Why are nuclear reactors dome/bell shaped? Just what the title states. 
What is the reason that a Nuclear reactor has a characteristic dome/bell shape?
 A: Martin is correct that the shape is the solution to an optimization problem of pressure vs. material and construction costs.  In order to avoid confusion, however, it should be pointed out that reactors are not the things you are talking about; the domes you see are containment buildings.
The reactors are located inside the containment buildings inside steel reactor vessels.  The reactor vessel is, under normal conditions, isolated from the atmosphere of the containment vessel.  In an accident scenario, however, the containment building is designed to contain the contents of the reactor to prevent environmental damage.
The buildings are designed to withstand the very large pressures resulting from water evaporating due to core heat. In the case of fukushima, some "containment" [1] buildings were destroyed when the zirconium alloy fuel rod cladding combined with the oxigen in the cooling water and formed explosive hydrogen gas.
[1] See comments below.
A: The same reason the bottom of Coke Cola cans are - it's the best shape to contain internal pressure withe the least material 
A: http://en.wikipedia.org/wiki/Containment_building
By "nuclear reactor" I take it you mean the containment building that is visible looking at a nuclear reactor site.  The pressure vessel which houses the nuclear reactor itself is not quite bell shape, and the containment building itself isn't always bell shape either.  Here is an image from that article.  You can browse through Wikipedia for actual pictures of examples.

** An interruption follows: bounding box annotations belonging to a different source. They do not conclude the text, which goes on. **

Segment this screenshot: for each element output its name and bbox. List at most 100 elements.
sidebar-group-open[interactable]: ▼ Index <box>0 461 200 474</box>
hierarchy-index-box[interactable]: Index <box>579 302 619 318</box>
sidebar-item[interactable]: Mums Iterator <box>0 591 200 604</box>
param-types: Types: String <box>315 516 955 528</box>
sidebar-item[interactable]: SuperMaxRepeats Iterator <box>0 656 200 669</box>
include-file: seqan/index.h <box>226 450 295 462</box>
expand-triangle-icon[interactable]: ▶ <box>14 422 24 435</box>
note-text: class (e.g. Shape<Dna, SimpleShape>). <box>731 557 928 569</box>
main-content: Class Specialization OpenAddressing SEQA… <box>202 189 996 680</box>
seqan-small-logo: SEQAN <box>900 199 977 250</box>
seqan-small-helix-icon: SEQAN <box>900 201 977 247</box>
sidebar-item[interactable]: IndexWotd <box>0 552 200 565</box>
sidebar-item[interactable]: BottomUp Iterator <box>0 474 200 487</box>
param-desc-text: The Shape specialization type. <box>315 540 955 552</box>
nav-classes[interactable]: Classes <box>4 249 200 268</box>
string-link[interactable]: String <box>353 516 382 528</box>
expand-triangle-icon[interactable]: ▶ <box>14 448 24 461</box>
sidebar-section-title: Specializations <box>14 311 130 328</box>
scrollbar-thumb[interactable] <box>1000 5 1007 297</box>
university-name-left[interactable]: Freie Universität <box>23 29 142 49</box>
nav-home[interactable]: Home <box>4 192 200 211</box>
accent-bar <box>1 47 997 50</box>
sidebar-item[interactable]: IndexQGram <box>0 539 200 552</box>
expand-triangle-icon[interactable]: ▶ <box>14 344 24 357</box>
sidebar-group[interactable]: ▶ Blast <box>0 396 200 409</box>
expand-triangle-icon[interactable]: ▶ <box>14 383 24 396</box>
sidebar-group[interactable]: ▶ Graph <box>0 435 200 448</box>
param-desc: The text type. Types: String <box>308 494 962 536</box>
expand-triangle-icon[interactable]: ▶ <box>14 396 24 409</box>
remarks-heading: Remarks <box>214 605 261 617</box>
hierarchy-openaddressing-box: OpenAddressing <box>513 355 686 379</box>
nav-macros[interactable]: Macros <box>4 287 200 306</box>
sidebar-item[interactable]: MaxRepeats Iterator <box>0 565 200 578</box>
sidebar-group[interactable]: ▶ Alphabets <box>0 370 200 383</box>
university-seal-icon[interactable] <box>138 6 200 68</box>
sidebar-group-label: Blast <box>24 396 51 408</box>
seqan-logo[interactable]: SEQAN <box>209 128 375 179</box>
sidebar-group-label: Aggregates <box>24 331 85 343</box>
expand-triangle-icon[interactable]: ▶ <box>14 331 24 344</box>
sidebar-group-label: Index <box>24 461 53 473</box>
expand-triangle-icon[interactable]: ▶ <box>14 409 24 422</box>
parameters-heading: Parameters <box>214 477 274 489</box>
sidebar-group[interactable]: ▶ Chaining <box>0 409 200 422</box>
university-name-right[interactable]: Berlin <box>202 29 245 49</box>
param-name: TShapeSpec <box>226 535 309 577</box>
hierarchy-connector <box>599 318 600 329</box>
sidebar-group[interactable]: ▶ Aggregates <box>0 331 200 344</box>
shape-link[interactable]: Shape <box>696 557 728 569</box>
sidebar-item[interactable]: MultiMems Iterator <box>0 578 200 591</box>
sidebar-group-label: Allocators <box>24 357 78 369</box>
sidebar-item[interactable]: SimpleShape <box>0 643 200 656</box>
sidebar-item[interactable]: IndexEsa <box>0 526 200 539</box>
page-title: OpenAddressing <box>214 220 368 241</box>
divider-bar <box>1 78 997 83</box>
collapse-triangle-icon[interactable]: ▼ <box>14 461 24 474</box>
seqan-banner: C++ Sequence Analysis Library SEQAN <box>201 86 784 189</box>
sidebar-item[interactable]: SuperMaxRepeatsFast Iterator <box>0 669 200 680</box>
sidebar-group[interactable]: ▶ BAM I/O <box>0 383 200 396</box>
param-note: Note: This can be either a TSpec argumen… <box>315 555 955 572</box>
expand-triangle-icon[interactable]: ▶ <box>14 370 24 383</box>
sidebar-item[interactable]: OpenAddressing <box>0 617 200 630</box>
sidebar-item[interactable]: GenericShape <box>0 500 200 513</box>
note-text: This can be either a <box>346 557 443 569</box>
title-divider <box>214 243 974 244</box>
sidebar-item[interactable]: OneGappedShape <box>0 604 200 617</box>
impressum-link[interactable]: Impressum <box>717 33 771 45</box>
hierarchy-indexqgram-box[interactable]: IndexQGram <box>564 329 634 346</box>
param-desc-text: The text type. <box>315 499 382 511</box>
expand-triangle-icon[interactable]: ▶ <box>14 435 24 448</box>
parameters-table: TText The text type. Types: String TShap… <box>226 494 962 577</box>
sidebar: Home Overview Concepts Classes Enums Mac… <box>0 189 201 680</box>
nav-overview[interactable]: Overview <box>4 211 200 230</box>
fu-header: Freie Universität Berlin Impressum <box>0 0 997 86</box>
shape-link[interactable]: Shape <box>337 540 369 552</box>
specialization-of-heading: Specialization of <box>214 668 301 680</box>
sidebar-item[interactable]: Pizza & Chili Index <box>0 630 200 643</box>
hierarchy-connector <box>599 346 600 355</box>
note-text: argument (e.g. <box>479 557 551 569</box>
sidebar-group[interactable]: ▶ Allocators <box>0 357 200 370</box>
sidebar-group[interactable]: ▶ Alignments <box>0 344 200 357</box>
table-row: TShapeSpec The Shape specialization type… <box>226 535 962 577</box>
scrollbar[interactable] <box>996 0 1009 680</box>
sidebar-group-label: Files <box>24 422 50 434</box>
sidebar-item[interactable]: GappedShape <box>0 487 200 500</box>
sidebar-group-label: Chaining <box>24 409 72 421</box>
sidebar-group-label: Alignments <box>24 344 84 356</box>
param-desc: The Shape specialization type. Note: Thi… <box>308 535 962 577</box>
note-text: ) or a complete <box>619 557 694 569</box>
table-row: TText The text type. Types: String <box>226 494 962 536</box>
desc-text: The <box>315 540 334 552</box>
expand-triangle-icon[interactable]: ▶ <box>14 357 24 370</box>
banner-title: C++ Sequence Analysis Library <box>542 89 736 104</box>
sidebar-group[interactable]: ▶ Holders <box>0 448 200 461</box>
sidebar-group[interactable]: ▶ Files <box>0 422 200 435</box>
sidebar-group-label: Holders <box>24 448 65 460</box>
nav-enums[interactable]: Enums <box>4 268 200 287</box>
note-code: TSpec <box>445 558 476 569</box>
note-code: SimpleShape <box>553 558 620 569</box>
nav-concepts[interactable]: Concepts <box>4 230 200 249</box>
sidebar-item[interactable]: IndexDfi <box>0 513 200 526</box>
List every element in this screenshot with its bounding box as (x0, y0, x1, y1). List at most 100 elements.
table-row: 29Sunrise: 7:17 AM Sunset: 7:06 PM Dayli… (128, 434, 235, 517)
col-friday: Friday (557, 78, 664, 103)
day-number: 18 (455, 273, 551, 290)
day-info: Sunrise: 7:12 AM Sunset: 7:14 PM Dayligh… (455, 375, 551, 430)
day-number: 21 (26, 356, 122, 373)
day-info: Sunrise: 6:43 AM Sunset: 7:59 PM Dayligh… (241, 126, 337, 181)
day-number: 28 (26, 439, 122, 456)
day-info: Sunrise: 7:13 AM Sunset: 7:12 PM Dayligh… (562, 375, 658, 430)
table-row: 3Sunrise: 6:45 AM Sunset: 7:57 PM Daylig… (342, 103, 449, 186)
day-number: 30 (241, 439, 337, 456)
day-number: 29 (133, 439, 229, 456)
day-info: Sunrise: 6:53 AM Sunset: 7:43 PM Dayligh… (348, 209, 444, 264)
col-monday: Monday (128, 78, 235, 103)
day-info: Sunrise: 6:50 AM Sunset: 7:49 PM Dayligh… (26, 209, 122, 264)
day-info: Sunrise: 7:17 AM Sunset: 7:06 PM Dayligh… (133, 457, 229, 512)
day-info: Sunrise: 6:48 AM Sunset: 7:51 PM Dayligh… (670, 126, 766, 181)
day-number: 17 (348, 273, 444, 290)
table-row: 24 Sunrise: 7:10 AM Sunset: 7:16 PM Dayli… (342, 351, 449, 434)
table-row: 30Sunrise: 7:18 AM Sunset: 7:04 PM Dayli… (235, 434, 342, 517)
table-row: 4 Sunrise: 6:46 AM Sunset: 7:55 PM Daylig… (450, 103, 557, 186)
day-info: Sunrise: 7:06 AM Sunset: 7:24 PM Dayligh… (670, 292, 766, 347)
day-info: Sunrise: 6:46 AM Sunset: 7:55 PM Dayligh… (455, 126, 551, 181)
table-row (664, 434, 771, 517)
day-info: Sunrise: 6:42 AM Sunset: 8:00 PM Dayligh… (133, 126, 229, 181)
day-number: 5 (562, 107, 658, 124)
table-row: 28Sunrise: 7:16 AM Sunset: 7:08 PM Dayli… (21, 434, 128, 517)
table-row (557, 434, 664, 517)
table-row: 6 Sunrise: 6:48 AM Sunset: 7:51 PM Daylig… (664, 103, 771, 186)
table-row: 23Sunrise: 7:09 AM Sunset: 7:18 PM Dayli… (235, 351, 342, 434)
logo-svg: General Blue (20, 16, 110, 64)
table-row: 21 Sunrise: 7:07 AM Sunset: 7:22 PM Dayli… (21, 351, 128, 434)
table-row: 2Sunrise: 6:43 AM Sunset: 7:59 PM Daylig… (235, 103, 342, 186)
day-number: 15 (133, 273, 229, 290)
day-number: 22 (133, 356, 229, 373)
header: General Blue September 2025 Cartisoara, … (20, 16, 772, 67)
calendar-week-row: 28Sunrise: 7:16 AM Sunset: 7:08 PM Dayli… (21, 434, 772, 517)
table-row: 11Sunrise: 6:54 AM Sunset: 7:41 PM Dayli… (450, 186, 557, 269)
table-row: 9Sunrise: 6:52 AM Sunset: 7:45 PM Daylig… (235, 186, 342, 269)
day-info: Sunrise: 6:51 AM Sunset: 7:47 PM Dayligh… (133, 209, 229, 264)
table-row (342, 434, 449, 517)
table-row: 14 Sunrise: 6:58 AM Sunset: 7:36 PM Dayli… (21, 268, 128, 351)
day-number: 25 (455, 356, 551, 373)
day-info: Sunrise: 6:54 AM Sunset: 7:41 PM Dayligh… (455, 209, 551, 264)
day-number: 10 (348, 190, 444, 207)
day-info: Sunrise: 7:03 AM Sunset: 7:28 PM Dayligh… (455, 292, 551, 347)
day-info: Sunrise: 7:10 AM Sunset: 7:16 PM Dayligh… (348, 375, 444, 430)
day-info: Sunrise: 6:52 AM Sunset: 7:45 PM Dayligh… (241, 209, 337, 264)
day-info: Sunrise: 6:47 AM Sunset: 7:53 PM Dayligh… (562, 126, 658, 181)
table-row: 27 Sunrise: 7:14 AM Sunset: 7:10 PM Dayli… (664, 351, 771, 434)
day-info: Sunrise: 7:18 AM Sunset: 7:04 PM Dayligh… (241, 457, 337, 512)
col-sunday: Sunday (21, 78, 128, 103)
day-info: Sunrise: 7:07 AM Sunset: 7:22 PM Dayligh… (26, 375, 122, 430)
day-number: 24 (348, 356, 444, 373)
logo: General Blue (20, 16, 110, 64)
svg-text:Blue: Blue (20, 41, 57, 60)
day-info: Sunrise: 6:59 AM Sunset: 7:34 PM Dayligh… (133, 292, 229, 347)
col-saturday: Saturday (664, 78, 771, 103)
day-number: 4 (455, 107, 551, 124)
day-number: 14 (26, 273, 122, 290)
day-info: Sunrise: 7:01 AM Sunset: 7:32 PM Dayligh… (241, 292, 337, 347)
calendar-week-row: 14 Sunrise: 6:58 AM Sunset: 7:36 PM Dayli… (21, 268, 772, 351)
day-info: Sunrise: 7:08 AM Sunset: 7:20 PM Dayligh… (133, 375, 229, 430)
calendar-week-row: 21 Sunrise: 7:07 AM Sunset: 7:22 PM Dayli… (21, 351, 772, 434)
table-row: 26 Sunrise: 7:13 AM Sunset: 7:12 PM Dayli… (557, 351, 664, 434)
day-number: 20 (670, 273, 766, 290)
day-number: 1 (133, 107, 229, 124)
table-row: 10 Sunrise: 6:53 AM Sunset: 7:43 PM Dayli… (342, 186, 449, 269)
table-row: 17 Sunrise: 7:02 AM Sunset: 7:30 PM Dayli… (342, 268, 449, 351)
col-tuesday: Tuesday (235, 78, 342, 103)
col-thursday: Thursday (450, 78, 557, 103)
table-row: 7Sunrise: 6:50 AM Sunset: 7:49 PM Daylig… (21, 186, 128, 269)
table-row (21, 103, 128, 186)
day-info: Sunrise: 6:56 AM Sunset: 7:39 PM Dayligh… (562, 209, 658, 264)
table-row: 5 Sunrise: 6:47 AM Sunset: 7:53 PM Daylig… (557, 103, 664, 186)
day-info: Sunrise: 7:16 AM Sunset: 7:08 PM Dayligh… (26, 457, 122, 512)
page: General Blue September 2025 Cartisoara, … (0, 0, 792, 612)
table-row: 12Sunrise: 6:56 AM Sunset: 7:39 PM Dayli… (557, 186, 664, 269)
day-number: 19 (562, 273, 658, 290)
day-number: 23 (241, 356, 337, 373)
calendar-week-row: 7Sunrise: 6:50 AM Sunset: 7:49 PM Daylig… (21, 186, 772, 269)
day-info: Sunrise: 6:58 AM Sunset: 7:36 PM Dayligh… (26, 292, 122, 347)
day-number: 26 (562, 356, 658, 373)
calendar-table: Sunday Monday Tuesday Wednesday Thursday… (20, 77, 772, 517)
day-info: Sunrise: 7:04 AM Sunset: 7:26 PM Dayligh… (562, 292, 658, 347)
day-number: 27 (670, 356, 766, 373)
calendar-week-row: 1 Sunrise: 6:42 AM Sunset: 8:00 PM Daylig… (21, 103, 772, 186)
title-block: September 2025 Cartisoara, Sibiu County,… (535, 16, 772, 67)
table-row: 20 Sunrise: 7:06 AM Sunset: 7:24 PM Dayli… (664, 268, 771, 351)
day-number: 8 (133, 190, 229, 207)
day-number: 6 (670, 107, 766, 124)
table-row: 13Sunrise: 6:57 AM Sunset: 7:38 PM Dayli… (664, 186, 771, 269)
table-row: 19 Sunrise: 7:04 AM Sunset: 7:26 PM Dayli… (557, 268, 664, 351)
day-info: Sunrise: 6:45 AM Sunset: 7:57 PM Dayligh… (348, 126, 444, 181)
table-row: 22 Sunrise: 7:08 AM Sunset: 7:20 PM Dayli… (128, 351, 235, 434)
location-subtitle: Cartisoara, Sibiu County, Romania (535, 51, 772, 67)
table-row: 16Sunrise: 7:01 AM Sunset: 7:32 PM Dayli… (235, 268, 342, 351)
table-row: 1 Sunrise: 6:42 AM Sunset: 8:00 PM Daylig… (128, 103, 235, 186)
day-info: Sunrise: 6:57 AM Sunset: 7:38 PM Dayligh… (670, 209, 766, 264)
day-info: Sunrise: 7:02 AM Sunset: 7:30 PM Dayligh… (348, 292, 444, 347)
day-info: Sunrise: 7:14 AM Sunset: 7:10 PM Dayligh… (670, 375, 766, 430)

I typically refer to these containment buildings being "can" shape or "sphere" shape.  The best way to explain the reason for these two extreme shapes is to consider the two extremes from a design perspective.  That is:


*

*Limiting factor is the internal steam pressure in an accident

*Limiting factor is material strength to hold up the containment itself


If #1 is the case, the objective is to keep the containment from leaking or blowing apart, and you will make the containment out of steel.  Steel has good tensile strength and you will also build it spherical.  This should probably go without saying, but the strongest structure to hold a pressure inside is a sphere.  But that's not always the restricting engineering limit.  Consider the case that a massive massive volume is needed.  Large volume, lower maximum pressure.  In that case, the ideal material selection will change, and you will objectively use a material that is cheaper and still has good specific compressive strength.  Trying to build a large volume, lower maximum pressure, containment will lead to a more "can" like shape, where you basically build a cylinder.  This lets you build tall, keeping the forces compressive, and still not sacrifice too much in terms of strength against an internal pressure.  Of course, you still need a roof.
Generally, containment buildings exhibit a compromise between these two cases, which is what I was intending to demonstrate in that sketch.  Really, it's incorrect to say they're always dome/bell shape.  The shape varies, and varies strongly country to country, and generation to generation, reflecting different engineering design choices.
A: The containments of PWRs and BWRs are indeed different: 
PWRs have the containment buildings you are talking here about. That's because in PWRs, the containment contains much more than in a BWR and is much larger. In a PWR, the reactor building is itself the containment vessel (hence the term containment building) and contains not only the reactor vessel but also the entire primary loop of the plant including the reactor coolant pumps and the steam generators. In some PWRs the containment building is actually made of two separate structures. An inner steel containment vessel which serves the role of containing the high pressures of an accident, and an outer concrete shield building which protects against outside threats (such as the impact of a jet liner.) The concrete wall is located directly outside the steel but structurally is separate. 
In a BWR, the containment vessel is much smaller and surrounds only the reactor pressure vessel and surrounding pipes. It consists of the drywell which is the steel/concrete structure that surrounds the reactor vessel and the wetwell (also known as the suppression pool or torus) which is a pool of water that is used to control reactor pressure in an emergency. Together they are known as primary containment. Surrounding primary containment is the outer concrete reactor building which is usually square or rectangular in shape, this area is sometimes called secondary containment. It is kept at a negative pressure so that any radioactive materials can be quickly removed if necessary. The outer reactor building also serves the shield building role protecting the reactor from outside threats. At Fukushima the explosions occurred on the refuel floor within secondary containment. While this was certainly a problem, the primary containment vessels remained, overall, intact although there has been leakage from it. In the Fukushima reactor buildings, the construction was far lighter in the area surrounding the refuel floor, while the lower part of the building was much heavier construction which is why that top area was blown away but the lower portion is still somewhat intact.